Elizabeth avanzó cojeando dolorosamente y Khalil tuvo que ayudarla a recorrer la sala. La pequeña luz del amanecer que empezaba a asomar por el horizonte le picaba y anegaba los ojos; sin embargo, parecía golpearla a ella con más fuerza, y se alegró de que sus primeras noches hubieran quedado atrás hacía mucho tiempo. Cerró la puerta de golpe y pasó la llave. Con una puerta entre él y la mañana se sintió un poco mejor. Liz buscó a tientas el interruptor, pero Khalil se puso delante de ella y lo apagó con brusquedad. Cogió rápidamente una toalla y la embutió frenéticamente bajo la puerta. La cegadora banda de luz del día se estaba haciendo más brillante y su piel ardía. La mujer se movió a sus espaldas y depositó una toalla grande en sus manos. La colocó a empujones en la grieta y tendió la mano para que le pasara más. Una toalla de mano, una camiseta, la alfombrilla y la cortina de la ducha… juntos, Khalil y Elizabeth destrozaron la habitación y construyeron una barricada contra el sol. Les llevó treinta segundos que pasaron tan lentamente como treinta horas. Más tarde, en la oscuridad, Khalil puso las manos sobre los brazos de Elizabeth y la llevó hacia el suelo.

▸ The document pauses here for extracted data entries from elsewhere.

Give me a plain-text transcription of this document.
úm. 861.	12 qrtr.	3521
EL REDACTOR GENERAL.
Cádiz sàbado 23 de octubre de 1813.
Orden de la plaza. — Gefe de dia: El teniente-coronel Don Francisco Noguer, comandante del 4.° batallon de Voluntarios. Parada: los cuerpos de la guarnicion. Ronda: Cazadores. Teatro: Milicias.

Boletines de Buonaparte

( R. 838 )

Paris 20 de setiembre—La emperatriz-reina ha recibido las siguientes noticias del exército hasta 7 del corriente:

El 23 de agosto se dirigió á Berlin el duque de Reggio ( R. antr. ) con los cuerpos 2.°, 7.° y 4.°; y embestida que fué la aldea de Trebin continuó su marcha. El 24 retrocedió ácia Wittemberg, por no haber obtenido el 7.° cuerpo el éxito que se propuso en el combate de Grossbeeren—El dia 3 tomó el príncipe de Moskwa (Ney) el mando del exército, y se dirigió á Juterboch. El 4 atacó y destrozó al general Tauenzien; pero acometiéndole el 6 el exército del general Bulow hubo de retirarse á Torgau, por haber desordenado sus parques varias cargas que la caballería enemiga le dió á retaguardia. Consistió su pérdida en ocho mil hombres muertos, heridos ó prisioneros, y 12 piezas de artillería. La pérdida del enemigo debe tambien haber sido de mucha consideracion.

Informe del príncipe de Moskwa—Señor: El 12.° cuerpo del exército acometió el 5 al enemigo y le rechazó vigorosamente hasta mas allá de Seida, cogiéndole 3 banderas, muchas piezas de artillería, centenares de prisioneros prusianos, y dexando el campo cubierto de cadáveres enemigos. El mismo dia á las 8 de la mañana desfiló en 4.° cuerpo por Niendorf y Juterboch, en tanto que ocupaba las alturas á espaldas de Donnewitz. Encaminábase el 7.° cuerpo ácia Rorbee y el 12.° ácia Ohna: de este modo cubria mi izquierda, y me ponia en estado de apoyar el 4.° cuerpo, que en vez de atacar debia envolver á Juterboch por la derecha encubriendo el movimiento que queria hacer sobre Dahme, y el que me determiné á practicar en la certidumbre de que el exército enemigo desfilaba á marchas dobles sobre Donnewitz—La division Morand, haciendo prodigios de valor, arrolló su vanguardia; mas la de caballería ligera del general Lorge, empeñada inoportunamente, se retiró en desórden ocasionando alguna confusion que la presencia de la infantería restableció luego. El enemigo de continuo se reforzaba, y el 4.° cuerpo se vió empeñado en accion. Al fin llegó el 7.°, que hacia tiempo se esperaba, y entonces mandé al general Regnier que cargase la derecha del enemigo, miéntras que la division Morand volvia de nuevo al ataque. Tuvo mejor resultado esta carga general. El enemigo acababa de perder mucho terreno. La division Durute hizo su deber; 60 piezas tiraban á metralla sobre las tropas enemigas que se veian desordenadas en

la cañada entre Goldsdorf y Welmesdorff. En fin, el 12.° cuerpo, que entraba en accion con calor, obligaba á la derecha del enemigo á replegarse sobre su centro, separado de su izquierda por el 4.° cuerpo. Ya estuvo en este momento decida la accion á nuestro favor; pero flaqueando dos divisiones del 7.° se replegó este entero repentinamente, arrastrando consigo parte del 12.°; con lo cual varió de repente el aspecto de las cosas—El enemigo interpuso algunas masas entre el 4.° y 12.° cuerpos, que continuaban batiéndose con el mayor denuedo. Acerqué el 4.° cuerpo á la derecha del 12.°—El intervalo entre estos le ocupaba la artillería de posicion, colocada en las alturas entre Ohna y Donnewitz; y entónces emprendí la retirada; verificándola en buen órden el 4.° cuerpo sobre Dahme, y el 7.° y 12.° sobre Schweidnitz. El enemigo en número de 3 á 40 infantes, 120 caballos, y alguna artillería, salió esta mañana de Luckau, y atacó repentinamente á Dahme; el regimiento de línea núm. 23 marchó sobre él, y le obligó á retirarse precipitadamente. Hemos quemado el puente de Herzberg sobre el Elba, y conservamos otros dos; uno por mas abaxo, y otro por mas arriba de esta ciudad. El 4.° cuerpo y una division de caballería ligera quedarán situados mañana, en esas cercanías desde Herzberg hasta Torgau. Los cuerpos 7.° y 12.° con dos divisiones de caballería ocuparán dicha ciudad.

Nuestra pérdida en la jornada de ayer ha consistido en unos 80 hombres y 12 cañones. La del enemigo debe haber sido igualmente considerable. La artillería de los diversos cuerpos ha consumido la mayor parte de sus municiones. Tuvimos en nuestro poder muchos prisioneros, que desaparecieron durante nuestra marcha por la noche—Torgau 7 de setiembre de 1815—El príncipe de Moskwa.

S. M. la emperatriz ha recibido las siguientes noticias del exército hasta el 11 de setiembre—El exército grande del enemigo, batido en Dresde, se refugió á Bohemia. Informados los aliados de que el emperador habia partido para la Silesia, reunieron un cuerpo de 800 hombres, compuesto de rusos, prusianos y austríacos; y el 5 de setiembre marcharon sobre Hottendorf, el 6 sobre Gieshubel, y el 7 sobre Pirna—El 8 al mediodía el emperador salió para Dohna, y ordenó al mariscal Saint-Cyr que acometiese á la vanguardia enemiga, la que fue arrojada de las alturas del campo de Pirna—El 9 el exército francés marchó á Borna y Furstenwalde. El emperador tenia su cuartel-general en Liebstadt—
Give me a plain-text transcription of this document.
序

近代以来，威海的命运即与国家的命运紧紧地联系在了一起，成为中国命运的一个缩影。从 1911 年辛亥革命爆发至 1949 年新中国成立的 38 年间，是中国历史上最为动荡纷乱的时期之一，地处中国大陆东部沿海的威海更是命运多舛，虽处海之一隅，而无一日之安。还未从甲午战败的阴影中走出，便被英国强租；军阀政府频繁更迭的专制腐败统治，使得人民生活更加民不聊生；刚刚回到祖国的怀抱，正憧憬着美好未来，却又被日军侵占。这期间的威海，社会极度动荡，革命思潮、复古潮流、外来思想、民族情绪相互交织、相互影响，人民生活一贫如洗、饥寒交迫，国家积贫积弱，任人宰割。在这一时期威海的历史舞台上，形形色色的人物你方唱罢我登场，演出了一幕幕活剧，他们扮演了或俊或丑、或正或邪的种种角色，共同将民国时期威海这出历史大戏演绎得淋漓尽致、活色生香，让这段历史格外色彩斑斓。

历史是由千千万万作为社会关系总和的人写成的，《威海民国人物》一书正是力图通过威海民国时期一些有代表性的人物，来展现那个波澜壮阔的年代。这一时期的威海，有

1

Khalil se quitó la chaqueta y la enrolló a modo de almohada. Sin decir ninguna palabra, la depositó bajo la cabeza de la muchacha. Estiró el cuerpo de su nueva compañera bajo el lavamanos y alrededor de la peana de las toallas, intentado que estuviera lo más cómoda posible. Acabó de quitarle los grilletes. Esperó… luchando contra la necesidad de tumbarse tal y como estaba… hasta que los ojos de la mujer se hubieran cerrado y su rostro se relajara en el sueño diurno.
Entonces, Khalil pasó las cadenas por las desnudas tuberías, bajo el lavamanos y volvió a atar con ellas una mano y un pie de Elizabeth. Se tambaleó y cayó dentro de la bañera. La inconsciencia se adueñó de él.